Chris Angelico rosuav at gmail.com
Sat Sep 3 12:25:59 EDT 2016


On Sun, Sep 4, 2016 at 2:09 AM, Nick Coghlan <ncoghlan at gmail.com> wrote:
> On 3 September 2016 at 08:50, Chris Angelico <rosuav at gmail.com> wrote:
>> Got it, thanks. I hope the vagaries of linear search don't mess with
>> profilers - a debugger isn't going to be bothered by whether it gets
>> first slot or second, but profiling and performance might get subtle
>> differences based on which thing looks at a function first. A dict
>> would avoid that (constant-time lookups with a pre-selected key will
>> be consistent), but costs a lot more.
>
> Profiling with a debugger enabled is going to see a lot more
> interference from the debugger than it is from a linear search through
> a small tuple for its own state :)

Right; I was contrasting the debugger at one end (linear search is
utterly dwarfed by other costs) with a profiler at the other end
(wants minimal cost, and minimal noise, and a linear search gives cost
and noise).
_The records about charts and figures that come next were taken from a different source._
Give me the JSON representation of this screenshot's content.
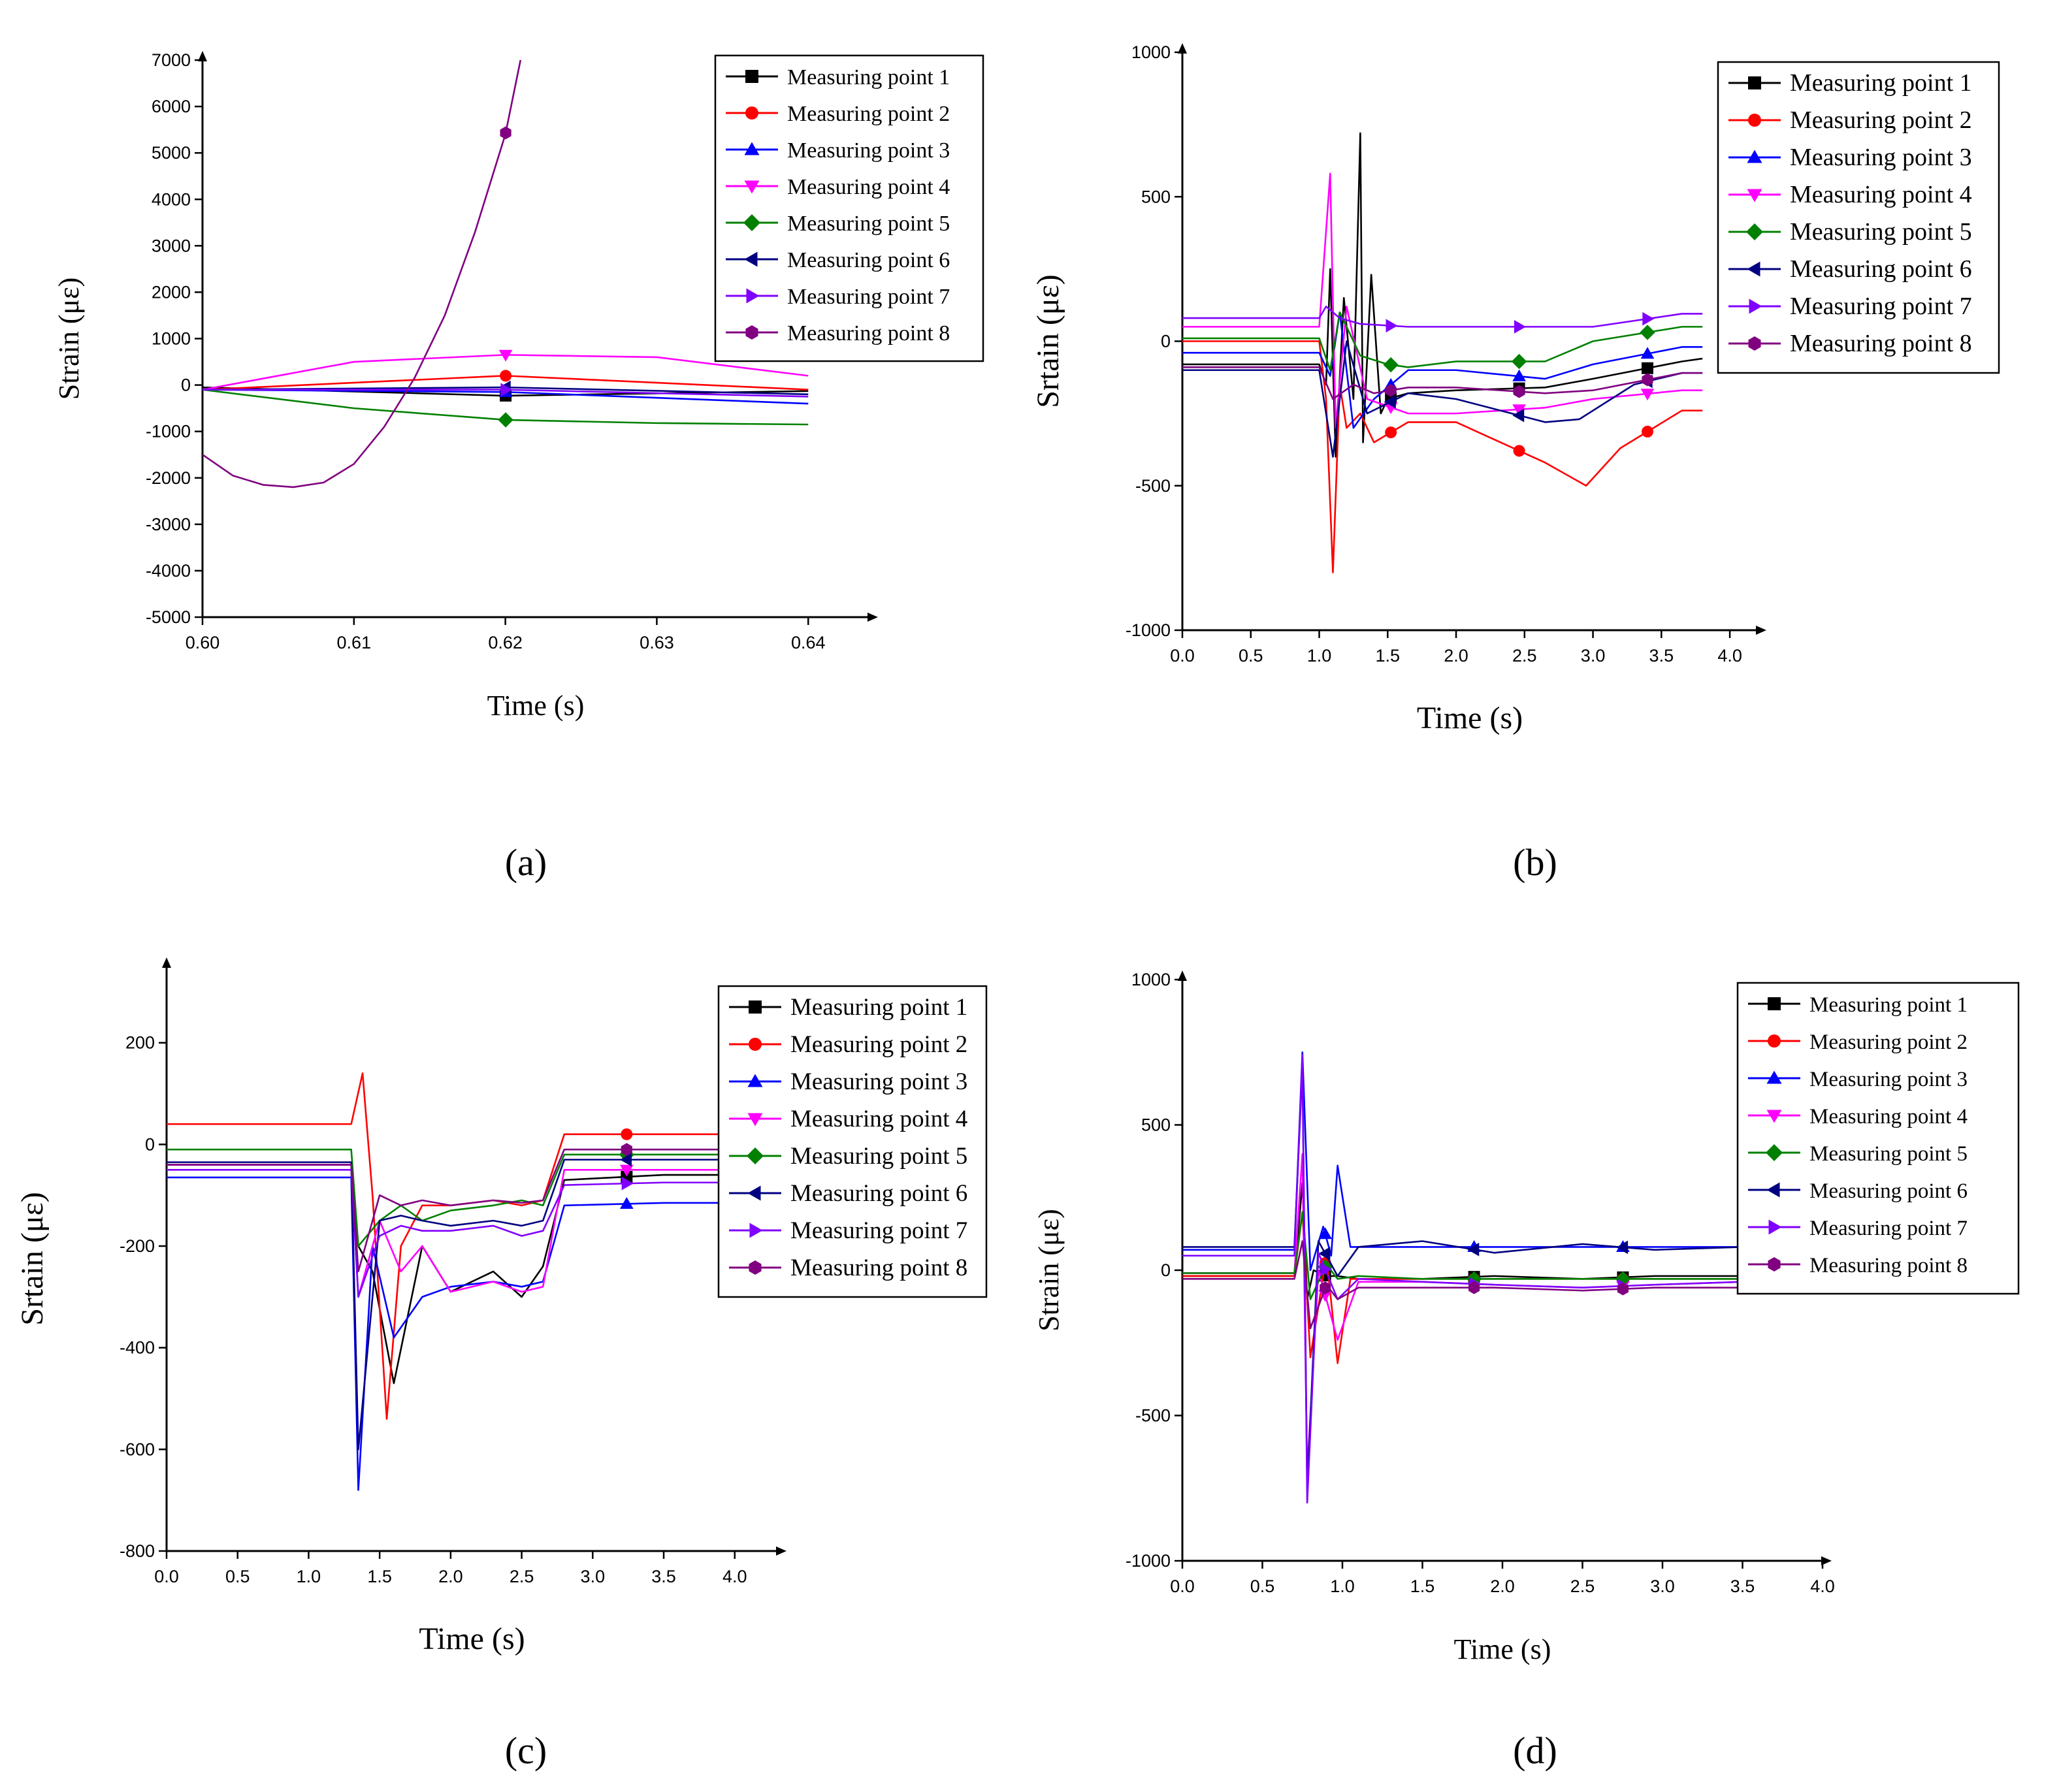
{
  "panels": [
    {
      "label": "(a)",
      "caption_letter": "a",
      "xlabel": "Time (s)",
      "ylabel": "Strain (με)",
      "xlim": [
        0.6,
        0.644
      ],
      "ylim": [
        -5000,
        7000
      ],
      "xticks": [
        "0.60",
        "0.61",
        "0.62",
        "0.63",
        "0.64"
      ],
      "yticks": [
        "-5000",
        "-4000",
        "-3000",
        "-2000",
        "-1000",
        "0",
        "1000",
        "2000",
        "3000",
        "4000",
        "5000",
        "6000",
        "7000"
      ]
    },
    {
      "label": "(b)",
      "caption_letter": "b",
      "xlabel": "Time (s)",
      "ylabel": "Srtain (με)",
      "xlim": [
        0,
        4.2
      ],
      "ylim": [
        -1000,
        1000
      ],
      "xticks": [
        "0.0",
        "0.5",
        "1.0",
        "1.5",
        "2.0",
        "2.5",
        "3.0",
        "3.5",
        "4.0"
      ],
      "yticks": [
        "-1000",
        "-500",
        "0",
        "500",
        "1000"
      ]
    },
    {
      "label": "(c)",
      "caption_letter": "c",
      "xlabel": "Time (s)",
      "ylabel": "Srtain (με)",
      "xlim": [
        0,
        4.3
      ],
      "ylim": [
        -800,
        350
      ],
      "xticks": [
        "0.0",
        "0.5",
        "1.0",
        "1.5",
        "2.0",
        "2.5",
        "3.0",
        "3.5",
        "4.0"
      ],
      "yticks": [
        "-800",
        "-600",
        "-400",
        "-200",
        "0",
        "200"
      ]
    },
    {
      "label": "(d)",
      "caption_letter": "d",
      "xlabel": "Time (s)",
      "ylabel": "Strain (με)",
      "xlim": [
        0,
        4.0
      ],
      "ylim": [
        -1000,
        1000
      ],
      "xticks": [
        "0.0",
        "0.5",
        "1.0",
        "1.5",
        "2.0",
        "2.5",
        "3.0",
        "3.5",
        "4.0"
      ],
      "yticks": [
        "-1000",
        "-500",
        "0",
        "500",
        "1000"
      ]
    }
  ],
  "legend_entries": [
    "Measuring point 1",
    "Measuring point 2",
    "Measuring point 3",
    "Measuring point 4",
    "Measuring point 5",
    "Measuring point 6",
    "Measuring point 7",
    "Measuring point 8"
  ],
  "series_colors": [
    "#000000",
    "#ff0000",
    "#0000ff",
    "#ff00ff",
    "#008000",
    "#000080",
    "#8000ff",
    "#800080"
  ],
  "series_markers": [
    "square",
    "circle",
    "triangle-up",
    "triangle-down",
    "diamond",
    "triangle-left",
    "triangle-right",
    "hexagon"
  ],
  "chart_data": [
    {
      "type": "line",
      "title": "(a)",
      "xlabel": "Time (s)",
      "ylabel": "Strain (με)",
      "xlim": [
        0.6,
        0.644
      ],
      "ylim": [
        -5000,
        7000
      ],
      "series": [
        {
          "name": "Measuring point 1",
          "x": [
            0.6,
            0.62,
            0.64
          ],
          "y": [
            -50,
            -230,
            -130
          ]
        },
        {
          "name": "Measuring point 2",
          "x": [
            0.6,
            0.62,
            0.64
          ],
          "y": [
            -100,
            200,
            -100
          ]
        },
        {
          "name": "Measuring point 3",
          "x": [
            0.6,
            0.62,
            0.64
          ],
          "y": [
            -100,
            -150,
            -400
          ]
        },
        {
          "name": "Measuring point 4",
          "x": [
            0.6,
            0.61,
            0.62,
            0.63,
            0.64
          ],
          "y": [
            -100,
            500,
            650,
            600,
            200
          ]
        },
        {
          "name": "Measuring point 5",
          "x": [
            0.6,
            0.61,
            0.62,
            0.63,
            0.64
          ],
          "y": [
            -100,
            -500,
            -750,
            -820,
            -850
          ]
        },
        {
          "name": "Measuring point 6",
          "x": [
            0.6,
            0.62,
            0.64
          ],
          "y": [
            -100,
            -50,
            -200
          ]
        },
        {
          "name": "Measuring point 7",
          "x": [
            0.6,
            0.62,
            0.64
          ],
          "y": [
            -100,
            -100,
            -250
          ]
        },
        {
          "name": "Measuring point 8",
          "x": [
            0.6,
            0.602,
            0.604,
            0.606,
            0.608,
            0.61,
            0.612,
            0.614,
            0.616,
            0.618,
            0.62,
            0.621
          ],
          "y": [
            -1500,
            -1950,
            -2150,
            -2200,
            -2100,
            -1700,
            -900,
            150,
            1500,
            3300,
            5400,
            7000
          ]
        }
      ]
    },
    {
      "type": "line",
      "title": "(b)",
      "xlabel": "Time (s)",
      "ylabel": "Srtain (με)",
      "xlim": [
        0,
        4.2
      ],
      "ylim": [
        -1000,
        1000
      ],
      "series": [
        {
          "name": "Measuring point 1",
          "x": [
            0,
            1.0,
            1.05,
            1.08,
            1.12,
            1.18,
            1.25,
            1.3,
            1.32,
            1.38,
            1.45,
            1.5,
            1.65,
            2.0,
            2.65,
            3.0,
            3.65,
            3.8
          ],
          "y": [
            -80,
            -80,
            -150,
            250,
            -400,
            150,
            -200,
            720,
            -350,
            230,
            -250,
            -200,
            -180,
            -170,
            -160,
            -130,
            -70,
            -60
          ]
        },
        {
          "name": "Measuring point 2",
          "x": [
            0,
            1.0,
            1.05,
            1.1,
            1.15,
            1.2,
            1.3,
            1.4,
            1.65,
            2.0,
            2.65,
            2.95,
            3.2,
            3.65,
            3.8
          ],
          "y": [
            0,
            0,
            -200,
            -800,
            -150,
            -300,
            -250,
            -350,
            -280,
            -280,
            -420,
            -500,
            -370,
            -240,
            -240
          ]
        },
        {
          "name": "Measuring point 3",
          "x": [
            0,
            1.0,
            1.08,
            1.15,
            1.25,
            1.4,
            1.65,
            2.0,
            2.65,
            3.0,
            3.65,
            3.8
          ],
          "y": [
            -40,
            -40,
            -120,
            100,
            -300,
            -200,
            -100,
            -100,
            -130,
            -80,
            -20,
            -20
          ]
        },
        {
          "name": "Measuring point 4",
          "x": [
            0,
            1.0,
            1.08,
            1.12,
            1.2,
            1.35,
            1.65,
            2.0,
            2.65,
            3.0,
            3.65,
            3.8
          ],
          "y": [
            50,
            50,
            580,
            -300,
            120,
            -200,
            -250,
            -250,
            -230,
            -200,
            -170,
            -170
          ]
        },
        {
          "name": "Measuring point 5",
          "x": [
            0,
            1.0,
            1.08,
            1.15,
            1.3,
            1.5,
            1.65,
            2.0,
            2.65,
            3.0,
            3.65,
            3.8
          ],
          "y": [
            10,
            10,
            -100,
            100,
            -50,
            -80,
            -90,
            -70,
            -70,
            0,
            50,
            50
          ]
        },
        {
          "name": "Measuring point 6",
          "x": [
            0,
            1.0,
            1.1,
            1.2,
            1.35,
            1.65,
            2.0,
            2.65,
            2.9,
            3.3,
            3.65,
            3.8
          ],
          "y": [
            -100,
            -100,
            -400,
            0,
            -250,
            -180,
            -200,
            -280,
            -270,
            -150,
            -110,
            -110
          ]
        },
        {
          "name": "Measuring point 7",
          "x": [
            0,
            1.0,
            1.05,
            1.15,
            1.3,
            1.65,
            2.65,
            3.0,
            3.65,
            3.8
          ],
          "y": [
            80,
            80,
            120,
            80,
            60,
            50,
            50,
            50,
            95,
            95
          ]
        },
        {
          "name": "Measuring point 8",
          "x": [
            0,
            1.0,
            1.1,
            1.25,
            1.4,
            1.65,
            2.0,
            2.65,
            3.0,
            3.65,
            3.8
          ],
          "y": [
            -90,
            -90,
            -200,
            -150,
            -180,
            -160,
            -160,
            -180,
            -170,
            -110,
            -110
          ]
        }
      ]
    },
    {
      "type": "line",
      "title": "(c)",
      "xlabel": "Time (s)",
      "ylabel": "Srtain (με)",
      "xlim": [
        0,
        4.3
      ],
      "ylim": [
        -800,
        350
      ],
      "series": [
        {
          "name": "Measuring point 1",
          "x": [
            0,
            1.3,
            1.35,
            1.45,
            1.6,
            1.8,
            2.0,
            2.3,
            2.5,
            2.65,
            2.8,
            3.5,
            4.0
          ],
          "y": [
            -40,
            -40,
            -200,
            -250,
            -470,
            -200,
            -290,
            -250,
            -300,
            -240,
            -70,
            -60,
            -60
          ]
        },
        {
          "name": "Measuring point 2",
          "x": [
            0,
            1.3,
            1.38,
            1.45,
            1.55,
            1.65,
            1.8,
            2.0,
            2.3,
            2.5,
            2.65,
            2.8,
            3.5,
            4.0
          ],
          "y": [
            40,
            40,
            140,
            -100,
            -540,
            -200,
            -120,
            -120,
            -110,
            -120,
            -110,
            20,
            20,
            20
          ]
        },
        {
          "name": "Measuring point 3",
          "x": [
            0,
            1.3,
            1.35,
            1.45,
            1.6,
            1.8,
            2.0,
            2.3,
            2.5,
            2.65,
            2.8,
            3.5,
            4.0
          ],
          "y": [
            -65,
            -65,
            -680,
            -200,
            -380,
            -300,
            -280,
            -270,
            -280,
            -270,
            -120,
            -115,
            -115
          ]
        },
        {
          "name": "Measuring point 4",
          "x": [
            0,
            1.3,
            1.35,
            1.5,
            1.65,
            1.8,
            2.0,
            2.3,
            2.5,
            2.65,
            2.8,
            3.5,
            4.0
          ],
          "y": [
            -40,
            -40,
            -300,
            -150,
            -250,
            -200,
            -290,
            -270,
            -290,
            -280,
            -50,
            -50,
            -50
          ]
        },
        {
          "name": "Measuring point 5",
          "x": [
            0,
            1.3,
            1.35,
            1.5,
            1.65,
            1.8,
            2.0,
            2.3,
            2.5,
            2.65,
            2.8,
            3.5,
            4.0
          ],
          "y": [
            -10,
            -10,
            -200,
            -150,
            -120,
            -150,
            -130,
            -120,
            -110,
            -120,
            -20,
            -20,
            -20
          ]
        },
        {
          "name": "Measuring point 6",
          "x": [
            0,
            1.3,
            1.35,
            1.5,
            1.65,
            1.8,
            2.0,
            2.3,
            2.5,
            2.65,
            2.8,
            3.5,
            4.0
          ],
          "y": [
            -35,
            -35,
            -600,
            -150,
            -140,
            -150,
            -160,
            -150,
            -160,
            -150,
            -30,
            -30,
            -30
          ]
        },
        {
          "name": "Measuring point 7",
          "x": [
            0,
            1.3,
            1.35,
            1.5,
            1.65,
            1.8,
            2.0,
            2.3,
            2.5,
            2.65,
            2.8,
            3.5,
            4.0
          ],
          "y": [
            -50,
            -50,
            -300,
            -180,
            -160,
            -170,
            -170,
            -160,
            -180,
            -170,
            -80,
            -75,
            -75
          ]
        },
        {
          "name": "Measuring point 8",
          "x": [
            0,
            1.3,
            1.35,
            1.5,
            1.65,
            1.8,
            2.0,
            2.3,
            2.5,
            2.65,
            2.8,
            3.5,
            4.0
          ],
          "y": [
            -40,
            -40,
            -250,
            -100,
            -120,
            -110,
            -120,
            -110,
            -115,
            -110,
            -10,
            -10,
            -10
          ]
        }
      ]
    },
    {
      "type": "line",
      "title": "(d)",
      "xlabel": "Time (s)",
      "ylabel": "Strain (με)",
      "xlim": [
        0,
        4.0
      ],
      "ylim": [
        -1000,
        1000
      ],
      "series": [
        {
          "name": "Measuring point 1",
          "x": [
            0,
            0.7,
            0.75,
            0.78,
            0.82,
            0.9,
            0.97,
            1.1,
            1.5,
            1.95,
            2.5,
            2.95,
            3.5,
            4.0
          ],
          "y": [
            -20,
            -20,
            300,
            -100,
            0,
            -20,
            -20,
            -30,
            -30,
            -20,
            -30,
            -20,
            -20,
            -20
          ]
        },
        {
          "name": "Measuring point 2",
          "x": [
            0,
            0.7,
            0.75,
            0.8,
            0.9,
            0.97,
            1.05,
            1.5,
            1.95,
            2.5,
            2.95,
            3.5,
            4.0
          ],
          "y": [
            -20,
            -20,
            200,
            -300,
            50,
            -320,
            -30,
            -30,
            -30,
            -30,
            -30,
            -30,
            -30
          ]
        },
        {
          "name": "Measuring point 3",
          "x": [
            0,
            0.7,
            0.75,
            0.8,
            0.88,
            0.93,
            0.97,
            1.05,
            1.5,
            1.95,
            2.5,
            2.95,
            3.5,
            4.0
          ],
          "y": [
            70,
            70,
            750,
            0,
            150,
            50,
            360,
            80,
            80,
            80,
            80,
            80,
            80,
            80
          ]
        },
        {
          "name": "Measuring point 4",
          "x": [
            0,
            0.7,
            0.75,
            0.78,
            0.85,
            0.97,
            1.1,
            1.5,
            1.95,
            2.5,
            2.95,
            3.5,
            4.0
          ],
          "y": [
            -10,
            -10,
            400,
            -700,
            0,
            -240,
            -40,
            -40,
            -50,
            -60,
            -50,
            -40,
            -40
          ]
        },
        {
          "name": "Measuring point 5",
          "x": [
            0,
            0.7,
            0.75,
            0.8,
            0.9,
            0.97,
            1.1,
            1.5,
            1.95,
            2.5,
            2.95,
            3.5,
            4.0
          ],
          "y": [
            -10,
            -10,
            200,
            -100,
            20,
            -30,
            -20,
            -30,
            -30,
            -30,
            -30,
            -30,
            -30
          ]
        },
        {
          "name": "Measuring point 6",
          "x": [
            0,
            0.7,
            0.75,
            0.78,
            0.85,
            0.97,
            1.1,
            1.5,
            1.95,
            2.5,
            2.95,
            3.5,
            4.0
          ],
          "y": [
            80,
            80,
            700,
            -750,
            100,
            -20,
            80,
            100,
            60,
            90,
            70,
            80,
            80
          ]
        },
        {
          "name": "Measuring point 7",
          "x": [
            0,
            0.7,
            0.75,
            0.78,
            0.85,
            0.97,
            1.1,
            1.5,
            1.95,
            2.5,
            2.95,
            3.5,
            4.0
          ],
          "y": [
            50,
            50,
            740,
            -800,
            60,
            -100,
            -30,
            -40,
            -50,
            -60,
            -50,
            -40,
            -40
          ]
        },
        {
          "name": "Measuring point 8",
          "x": [
            0,
            0.7,
            0.75,
            0.8,
            0.9,
            0.97,
            1.1,
            1.5,
            1.95,
            2.5,
            2.95,
            3.5,
            4.0
          ],
          "y": [
            -30,
            -30,
            100,
            -200,
            -50,
            -100,
            -60,
            -60,
            -60,
            -70,
            -60,
            -60,
            -60
          ]
        }
      ]
    }
  ]
}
In between, an optimizer is an example of something that
could mess with the profiler based on activation ordering (and thus
which one gets first slot).

> Optimising compilers and VM profilers are clearly a case where
> cooperation will be desirable, as are optimising compilers and
> debuggers. However, that cooperation is still going to need to be
> worked out on a pairwise basis - the PEP can't magically make
> arbitrary pairs of plugins compatible, all it can do is define some
> rules and guidelines that make it easier for plugins to cooperate when
> they want to do so.

Obviously, but AIUI the rules sound pretty simple:

1) Base compiler: co_extra = ()
2) Modifier: co_extra += (MyState(),)
3) Repeat #2 for other tools
4) for obj in co_extra: if obj.__class__ is MyState: do stuff

Anyone who puts a non-tuple into co_extra is playing badly with other
people. Anyone who doesn't use a custom class is risking collisions.
Beyond that, it should be pretty straight-forward.